Finally, the Federal Government on Monday and in far away United Kingdom won its claims against Process & Industrial Developments (P&ID) Limited.
The judgment was delivered after five years of legal fireworks.
A judgment delivered by Justice Robin Knowles of the Business and Property Court via email, on Monday held that P&ID obtained its multi-billion-dollar arbitration award against Nigeria by fraud.
P&ID was awarded a 20-year contract in 2010, to construct and operate a gas processing plant in southern Nigeria, as part of a wider plan to exploit Nigeria’s abundant reserves of gas.
After the deal collapsed, P&ID took Nigeria to arbitration in London and on January 31, 2017, was awarded $6.6 billion for lost profits – a sum which has swelled with interest to over $11 billion beginning from March 20, 2013.

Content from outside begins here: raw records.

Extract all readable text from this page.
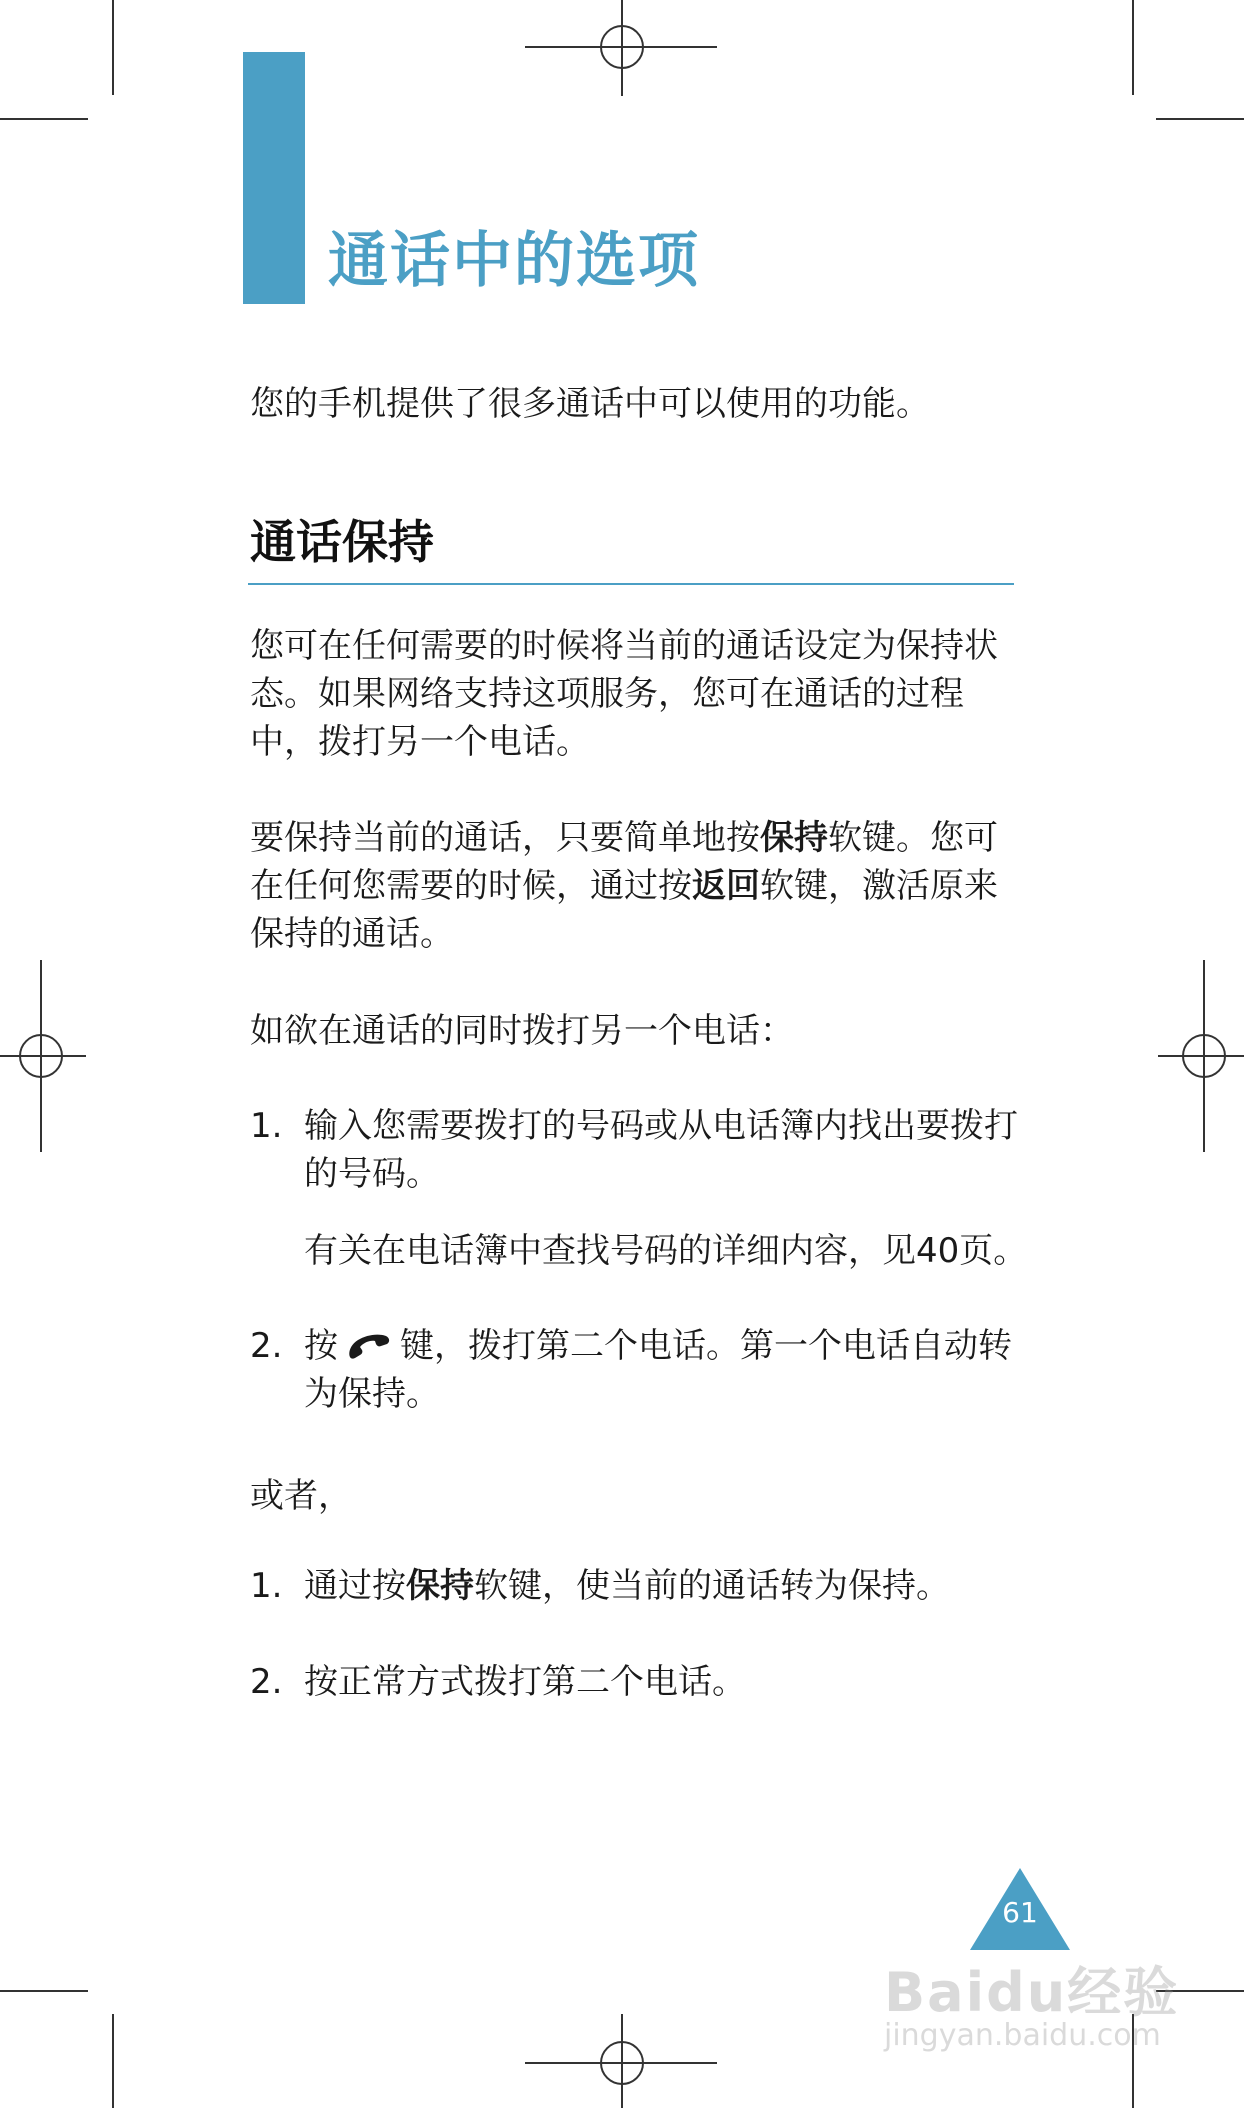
通话中的选项

您的手机提供了很多通话中可以使用的功能。

通话保持

您可在任何需要的时候将当前的通话设定为保持状态。如果网络支持这项服务，您可在通话的过程中，拨打另一个电话。

要保持当前的通话，只要简单地按保持软键。您可在任何您需要的时候，通过按返回软键，激活原来保持的通话。

如欲在通话的同时拨打另一个电话：

1. 输入您需要拨打的号码或从电话簿内找出要拨打的号码。
有关在电话簿中查找号码的详细内容，见40页。
2. 按 键，拨打第二个电话。第一个电话自动转为保持。

或者，

1. 通过按保持软键，使当前的通话转为保持。
2. 按正常方式拨打第二个电话。
61
Baidu经验
jingyan.baidu.com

With the interest rate fixed at seven per cent amounting to $1 million a day, the potential payment had accumulated to over $11 billion before the verdict.
Following the judgment, Nigeria applied for an extension of time and relief from sanctions. The application was granted by Ross Cranston, a judge of the Business and Property Courts of England and Wales, in September 2020, thereby returning the case to arbitration.
Nigeria had alleged that the gas deal was a scam conceived to defraud the country.
Lawyers representing the federal government told the court that P&ID officials paid bribes to secure the contract.
But P&ID denied the allegation and accused the Nigerian government of “false allegations and wild conspiracy theories.”